(ATTN: UPDATES with more remarks from Sullivan, minor edits in paras 17-23)
By Byun Duk-kun
WASHINGTON, May 18 (Yonhap) -- North Korea is widely expected to stage a long-range or nuclear test before or even during President Joe Biden's trip to South Korea and Japan, U.S. National Security Advisor Jake Sullivan said Wednesday.
He said the U.S. is fully prepared to make any necessary adjustments to U.S. defense posture to ensure the security of the U.S. and U.S allies.
"With respect to the issue of North Korea, we have said from this podium, we said at the state department and we have indicated in quite clear terms that our intelligence does reflect the genuine possibility that there will be either a further missile test, including long range missile test, or a nuclear test or frankly both in the days leading into on or after the president's trip to the region," Sullivan said in a press briefing at the White House.
"We are preparing for all contingencies, including the possibility that such a provocation would occur while we are in Korea or in Japan," he added.
Biden is set to embark on a trip to South Korea and Japan this week, beginning with a three-day visit to Seoul from Friday (Seoul time), followed by a three-day visit to Tokyo.
North Korea staged 16 rounds of missile launches this year, and the state department has said the recalcitrant country may be preparing to conduct a nuclear test as early as this month.
Pyongyang recently began reporting COVID-19 cases for the first time since the pandemic began over two years ago, prompting many to believe that the country may refrain from staging additional provocations, including a nuclear test, to prevent the spread of COVID.

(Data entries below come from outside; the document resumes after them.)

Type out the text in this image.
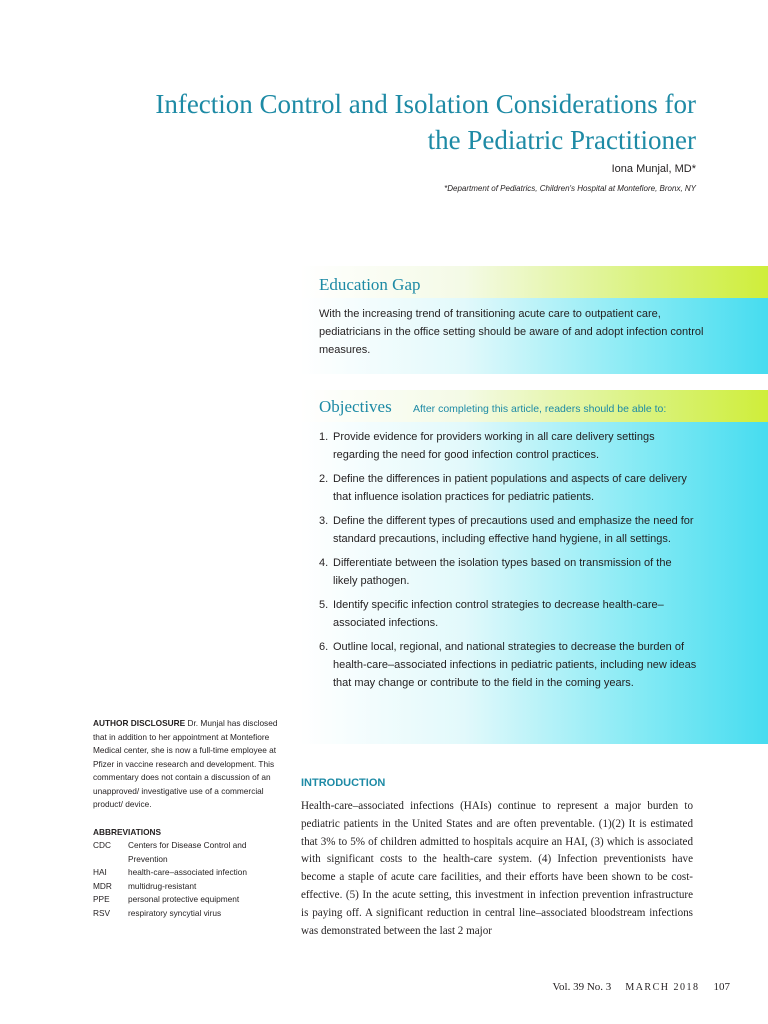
Infection Control and Isolation Considerations for
the Pediatric Practitioner
Iona Munjal, MD*
*Department of Pediatrics, Children's Hospital at Montefiore, Bronx, NY
Education Gap
With the increasing trend of transitioning acute care to outpatient care, pediatricians in the office setting should be aware of and adopt infection control measures.
Objectives After completing this article, readers should be able to:
1. Provide evidence for providers working in all care delivery settings regarding the need for good infection control practices.
2. Define the differences in patient populations and aspects of care delivery that influence isolation practices for pediatric patients.
3. Define the different types of precautions used and emphasize the need for standard precautions, including effective hand hygiene, in all settings.
4. Differentiate between the isolation types based on transmission of the likely pathogen.
5. Identify specific infection control strategies to decrease health-care–associated infections.
6. Outline local, regional, and national strategies to decrease the burden of health-care–associated infections in pediatric patients, including new ideas that may change or contribute to the field in the coming years.
AUTHOR DISCLOSURE Dr. Munjal has disclosed that in addition to her appointment at Montefiore Medical center, she is now a full-time employee at Pfizer in vaccine research and development. This commentary does not contain a discussion of an unapproved/ investigative use of a commercial product/ device.
ABBREVIATIONS
CDC	Centers for Disease Control and Prevention
HAI	health-care–associated infection
MDR	multidrug-resistant
PPE	personal protective equipment
RSV	respiratory syncytial virus
INTRODUCTION

Health-care–associated infections (HAIs) continue to represent a major burden to pediatric patients in the United States and are often preventable. (1)(2) It is estimated that 3% to 5% of children admitted to hospitals acquire an HAI, (3) which is associated with significant costs to the health-care system. (4) Infection preventionists have become a staple of acute care facilities, and their efforts have been shown to be cost-effective. (5) In the acute setting, this investment in infection prevention infrastructure is paying off. A significant reduction in central line–associated bloodstream infections was demonstrated between the last 2 major

Vol. 39 No. 3 MARCH 2018 107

However, State Department Press Secretary Ned Price said there was no "expectation" of any delays when asked Tuesday.
Sullivan reiterated that the U.S. is prepared for all possibilities.
"We are prepared, obviously, to make both short and longer-term adjustments to our military posture as necessary to ensure that we are providing both defense and deterrence to our allies in the region, and then we're responding to any North Korean provocation," he said.
The top security advisor said Biden's trip will highlight his commitment to U.S. alliances with the two countries, as well as to the entire region.
"He also intends to seize this moment, this pivotal moment to assert bold and confident American leadership in another vital region of the world, the Indo-Pacific," Sullivan said of the trip, which will mark Biden's first Asia tour since taking office in January 2021.
"On this trip, he (Biden) will have the opportunity to reaffirm and reinforce two vital security alliances, to deepen two vibrant economic partnerships, to work with two fellow democracies to shape the rules of the road for the 21st century," he added.
Officials in Seoul earlier said Biden and South Korean President Yoon Suk-yeol will hold a summit on Saturday (Seoul time). Yoon took office on May 10.
Sullivan said the two leaders will "consult on the challenge posed by the DPRK's nuclear and missile programs," referring to North Korea by its official name, the Democratic People's Republic of Korea.
Biden will also meet with technology and manufacturing leaders in South Korea, who are "mobilizing billions of dollars in investment here in the United States to create thousands of good paying American jobs," said Sullivan.
Biden also plans to meet with U.S. and South Korean troops while visiting Seoul.
He, however, has no plan to visit the demilitarized zone (DMZ), White House Press Secretary Karine Jean-Pierre said, despite earlier reports in Seoul that the U.S. president was considering a visit to the 38th parallel.
The DMZ is a 4-kilometer wide buffer zone between North and South Korea. Biden visited the highly fortified area in 2001 and 2013 as then chairman of the Senate foreign relations committee and vice president, respectively.
The U.S. currently maintains some 28,500 troops in South Korea.
Biden and Yoon are also expected to discuss Seoul's participation in the new U.S. Indo-Pacific Economic Framework (IPEF), which Sullivan said will be launched during Biden's visit to Tokyo.
The IPEF, Sullivan said, "is a 21st century economic arrangement, a new model designed to tackle new economic challenges from setting the rules of the digital economy to ensuring secure and resilient supply chains to managing the energy transition to investing in clean, modern high-standards Infrastructure."
Seoul officials have said Yoon will "virtually" attend the launch of the IPEF.
"We think this trip is going to put on full display President Biden's Indo-Pacific strategy, and that it will show in living color that the United States can, at once, lead the free world in responding to Russia's war in Ukraine, and at the same time chart a course for effective principled American leadership," said Sullivan.